El hospital seguía siendo un gigantesco hormiguero lleno de pasillos, fluorescentes y personas de caras tristes. El mismo hedor pegajoso a medicamentos y a senectud; el mismo ambiente denso, cargado de temores y de malos recuerdos; la misma sensación insidiosa de estar al borde de un abismo invisible.

En la recepción se me indicó que Ana continuaba en Urgencias, y cuando llegué me encontré con que Mateo, Teresa, el niño y el monumental búlgaro ya se encontraban allí.

Teresa, como era de esperar, estaba cerca de sufrir un ataque de nervios, y tecleaba histéricamente algo en su teléfono móvil mientras daba saltitos como una niña pequeña; deduje al momento que debía de estar publicando la noticia en Facebook para que sus amigos estuvieran enterados. La pobre muchacha me resultaba insufrible.
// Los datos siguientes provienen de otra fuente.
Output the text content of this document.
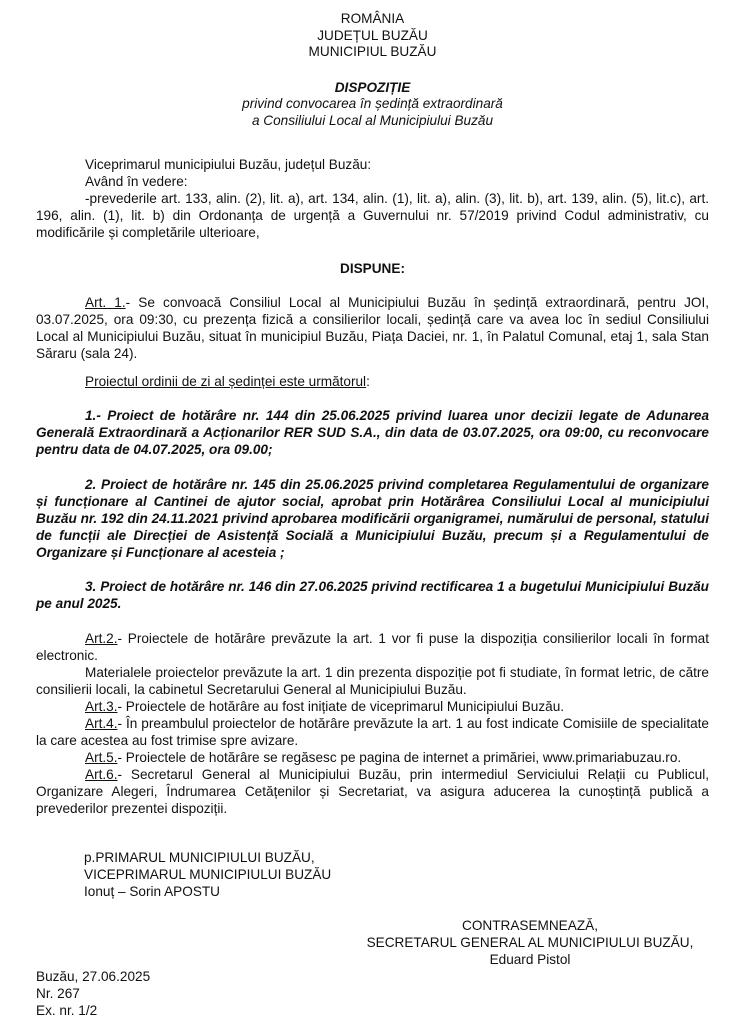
ROMÂNIA
JUDEȚUL BUZĂU
MUNICIPIUL BUZĂU
DISPOZIȚIE
privind convocarea în ședință extraordinară
a Consiliului Local al Municipiului Buzău

Viceprimarul municipiului Buzău, județul Buzău:

Având în vedere:

-prevederile art. 133, alin. (2), lit. a), art. 134, alin. (1), lit. a), alin. (3), lit. b), art. 139, alin. (5), lit.c), art. 196, alin. (1), lit. b) din Ordonanța de urgență a Guvernului nr. 57/2019 privind Codul administrativ, cu modificările și completările ulterioare,

DISPUNE:

Art. 1.- Se convoacă Consiliul Local al Municipiului Buzău în ședință extraordinară, pentru JOI, 03.07.2025, ora 09:30, cu prezența fizică a consilierilor locali, ședință care va avea loc în sediul Consiliului Local al Municipiului Buzău, situat în municipiul Buzău, Piața Daciei, nr. 1, în Palatul Comunal, etaj 1, sala Stan Săraru (sala 24).

Proiectul ordinii de zi al ședinței este următorul:

1.- Proiect de hotărâre nr. 144 din 25.06.2025 privind luarea unor decizii legate de Adunarea Generală Extraordinară a Acționarilor RER SUD S.A., din data de 03.07.2025, ora 09:00, cu reconvocare pentru data de 04.07.2025, ora 09.00;

2. Proiect de hotărâre nr. 145 din 25.06.2025 privind completarea Regulamentului de organizare și funcționare al Cantinei de ajutor social, aprobat prin Hotărârea Consiliului Local al municipiului Buzău nr. 192 din 24.11.2021 privind aprobarea modificării organigramei, numărului de personal, statului de funcții ale Direcției de Asistență Socială a Municipiului Buzău, precum și a Regulamentului de Organizare și Funcționare al acesteia ;

3. Proiect de hotărâre nr. 146 din 27.06.2025 privind rectificarea 1 a bugetului Municipiului Buzău pe anul 2025.

Art.2.- Proiectele de hotărâre prevăzute la art. 1 vor fi puse la dispoziția consilierilor locali în format electronic.

Materialele proiectelor prevăzute la art. 1 din prezenta dispoziție pot fi studiate, în format letric, de către consilierii locali, la cabinetul Secretarului General al Municipiului Buzău.

Art.3.- Proiectele de hotărâre au fost inițiate de viceprimarul Municipiului Buzău.

Art.4.- În preambulul proiectelor de hotărâre prevăzute la art. 1 au fost indicate Comisiile de specialitate la care acestea au fost trimise spre avizare.

Art.5.- Proiectele de hotărâre se regăsesc pe pagina de internet a primăriei, www.primariabuzau.ro.

Art.6.- Secretarul General al Municipiului Buzău, prin intermediul Serviciului Relații cu Publicul, Organizare Alegeri, Îndrumarea Cetățenilor și Secretariat, va asigura aducerea la cunoștință publică a prevederilor prezentei dispoziții.

p.PRIMARUL MUNICIPIULUI BUZĂU,
VICEPRIMARUL MUNICIPIULUI BUZĂU
Ionuț – Sorin APOSTU
CONTRASEMNEAZĂ,
SECRETARUL GENERAL AL MUNICIPIULUI BUZĂU,
Eduard Pistol
Buzău, 27.06.2025
Nr. 267
Ex. nr. 1/2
El enorme búlgaro, impávido, vagaba de acá para allá sin rumbo fijo, como si estuviera esperando su turno en la cola del banco, y el niño correteaba por ahí como una bestezuela salvaje, incomodando con sus gritos y risotadas a todo el mundo.
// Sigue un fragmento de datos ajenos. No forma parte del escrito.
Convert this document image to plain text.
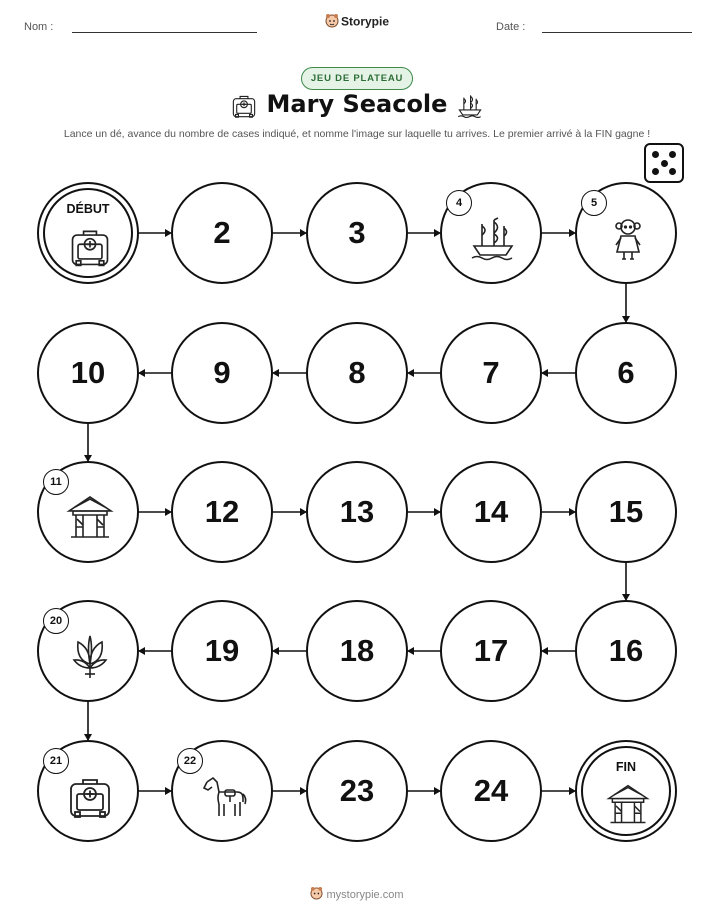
Nom :	Storypie	Date :
JEU DE PLATEAU
Mary Seacole
Lance un dé, avance du nombre de cases indiqué, et nomme l'image sur laquelle tu arrives. Le premier arrivé à la FIN gagne !
DÉBUT
2	3
4	5
6
7
8
9
10
11
12	13	14	15
16
17
18
19
20
21	22
23	24
FIN
mystorypie.com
Pero sin duda quien más me impresionó fue Mateo. Su expresión facial era de lo más elocuente: al verme aparecer me miró como si yo tuviera la culpa de lo sucedido. Yo parecía haber obligado a Ana a emborracharse aquella noche.

Supe que mi suegro me acusaría de todo antes de que yo pudiese siquiera despegar los labios.

—Por fin apareces —me reprochó, encogiéndose teatralmente de hombros.

—El subteniente no me ha permitido salir antes —me justifiqué—. Había mucho trabajo hoy en el bar.

Mateo torció el gesto formando un mohín desdeñoso. ¡Cuánto odiaba lo impertinente de su carácter!

—¿Se sabe algo de ella o del bebé? —pregunté, procurando no insinuar ni un ápice del desprecio que sentía hacia todos aquellos indeseables que decían ser mi familia política. Las ganas de mandarlo todo al carajo y salir de allí se volvieron insoportablemente poderosas. Tuve que apretar las manos en sendos puños para reprimir la ira que me corroía dentro de las tripas.

—Siguen en riesgo los dos —tartamudeó Teresa, levantando fugazmente los ojos de la pantalla de su móvil para mostrarnos una cara congestionada por las lágrimas—. ¡Oh, Ana! —exclamó, tras lo que se sonó ruidosamente los mocos, llamando la atención de la gente que teníamos alrededor.

Mateo se aproximó a ella y le palmeó un hombro.

Inmediatamente después, me lanzó una mirada llena de odio.